The court said it will consider in its new term whether the legislative districts are unconstitutional. Eleven Republican voters had sued the commission, claiming that it illegally shifted Republican voters from some districts to make them more likely to elect Democrats to the state Legislature on the premise of complying with the federal Voting Rights Act.
A panel of federal judges found that the state’s redistricting commission did not violate the Constitution’s equal-protection clause by putting more Republican voters in some districts that already were likely to elect GOP candidates and leaving other districts with smaller overall populations. Those districts have heavier concentrations of Hispanic voters and are considered more likely to elect Democrats.
The judges acknowledged that some commission members were trying to “improve Democratic prospects in the affected districts.”
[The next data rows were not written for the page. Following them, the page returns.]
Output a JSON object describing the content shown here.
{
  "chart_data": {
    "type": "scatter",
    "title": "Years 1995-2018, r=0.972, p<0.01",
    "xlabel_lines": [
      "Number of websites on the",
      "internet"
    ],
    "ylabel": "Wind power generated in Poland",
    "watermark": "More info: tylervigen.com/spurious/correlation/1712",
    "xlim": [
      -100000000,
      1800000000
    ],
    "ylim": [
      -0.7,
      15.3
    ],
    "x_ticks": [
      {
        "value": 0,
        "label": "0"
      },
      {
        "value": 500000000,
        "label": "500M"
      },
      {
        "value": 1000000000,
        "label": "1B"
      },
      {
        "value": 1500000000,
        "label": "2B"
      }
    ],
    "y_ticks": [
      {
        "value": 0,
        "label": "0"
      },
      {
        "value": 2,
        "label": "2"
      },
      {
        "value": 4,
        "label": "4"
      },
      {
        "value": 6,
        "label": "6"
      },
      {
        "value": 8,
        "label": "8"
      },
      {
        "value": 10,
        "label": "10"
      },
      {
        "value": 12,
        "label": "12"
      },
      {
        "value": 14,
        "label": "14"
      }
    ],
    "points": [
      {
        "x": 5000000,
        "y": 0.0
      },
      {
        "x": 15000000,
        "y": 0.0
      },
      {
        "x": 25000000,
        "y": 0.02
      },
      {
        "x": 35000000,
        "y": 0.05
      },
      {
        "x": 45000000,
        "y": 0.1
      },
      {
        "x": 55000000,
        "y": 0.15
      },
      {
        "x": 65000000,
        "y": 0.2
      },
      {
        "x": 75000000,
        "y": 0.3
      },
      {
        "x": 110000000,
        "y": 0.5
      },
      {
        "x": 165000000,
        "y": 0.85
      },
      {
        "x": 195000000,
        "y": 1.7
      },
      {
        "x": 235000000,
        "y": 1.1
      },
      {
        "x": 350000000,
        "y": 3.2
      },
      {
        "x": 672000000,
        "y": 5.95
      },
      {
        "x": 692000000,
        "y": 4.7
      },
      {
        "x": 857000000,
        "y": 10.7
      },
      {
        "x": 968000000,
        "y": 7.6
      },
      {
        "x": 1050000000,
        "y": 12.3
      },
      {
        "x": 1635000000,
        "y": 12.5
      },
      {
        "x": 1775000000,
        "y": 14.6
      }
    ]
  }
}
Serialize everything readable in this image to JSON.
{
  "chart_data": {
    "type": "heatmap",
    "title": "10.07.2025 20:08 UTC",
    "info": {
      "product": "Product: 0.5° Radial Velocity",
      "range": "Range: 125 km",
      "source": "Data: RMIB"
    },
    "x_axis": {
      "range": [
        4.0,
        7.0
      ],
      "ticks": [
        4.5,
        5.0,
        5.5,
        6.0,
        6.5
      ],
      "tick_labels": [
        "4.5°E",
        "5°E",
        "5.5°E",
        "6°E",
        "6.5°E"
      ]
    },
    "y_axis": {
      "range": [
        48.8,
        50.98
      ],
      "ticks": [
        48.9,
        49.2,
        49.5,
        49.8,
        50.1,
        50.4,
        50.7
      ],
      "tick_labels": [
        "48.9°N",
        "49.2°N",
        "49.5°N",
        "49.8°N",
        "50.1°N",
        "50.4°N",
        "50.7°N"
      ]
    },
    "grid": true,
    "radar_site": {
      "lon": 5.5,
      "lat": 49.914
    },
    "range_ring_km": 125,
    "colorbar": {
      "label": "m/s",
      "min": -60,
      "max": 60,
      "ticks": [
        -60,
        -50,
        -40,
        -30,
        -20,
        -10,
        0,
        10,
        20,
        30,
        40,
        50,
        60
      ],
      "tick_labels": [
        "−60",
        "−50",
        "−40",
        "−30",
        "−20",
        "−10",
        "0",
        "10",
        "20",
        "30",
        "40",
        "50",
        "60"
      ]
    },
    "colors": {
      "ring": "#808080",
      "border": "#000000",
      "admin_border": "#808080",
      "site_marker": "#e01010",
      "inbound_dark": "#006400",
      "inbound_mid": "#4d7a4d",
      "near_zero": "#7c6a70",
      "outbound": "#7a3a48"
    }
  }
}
But the judges found that the differences between the districts were legal — in spite of the constitutional principle of one-person, one-vote — because the commission mainly was trying to win Justice Department approval under the Voting Rights Act.
Two years ago, the Supreme Court largely ended the Justice Department’s role of giving advance approval to districting plans in Arizona and other states with a history of discrimination against black, Hispanic and other minority populations. But the Arizona maps were drawn before the 2013 Supreme Court ruling.
Voters created the commission in 2000 to take the politically charged once-a-decade job of drawing new maps out of the hands of the Legislature.
The Supreme Court ruled Monday that cutting lawmakers out of congressional redistricting does not violate the Constitution’s Election Clause, which gives state legislatures the power to set the “times, places and manner” of holding congressional elections.
The case, Harris v. Arizona Independent Redistricting Commission, 14-232, will be argued in December or January.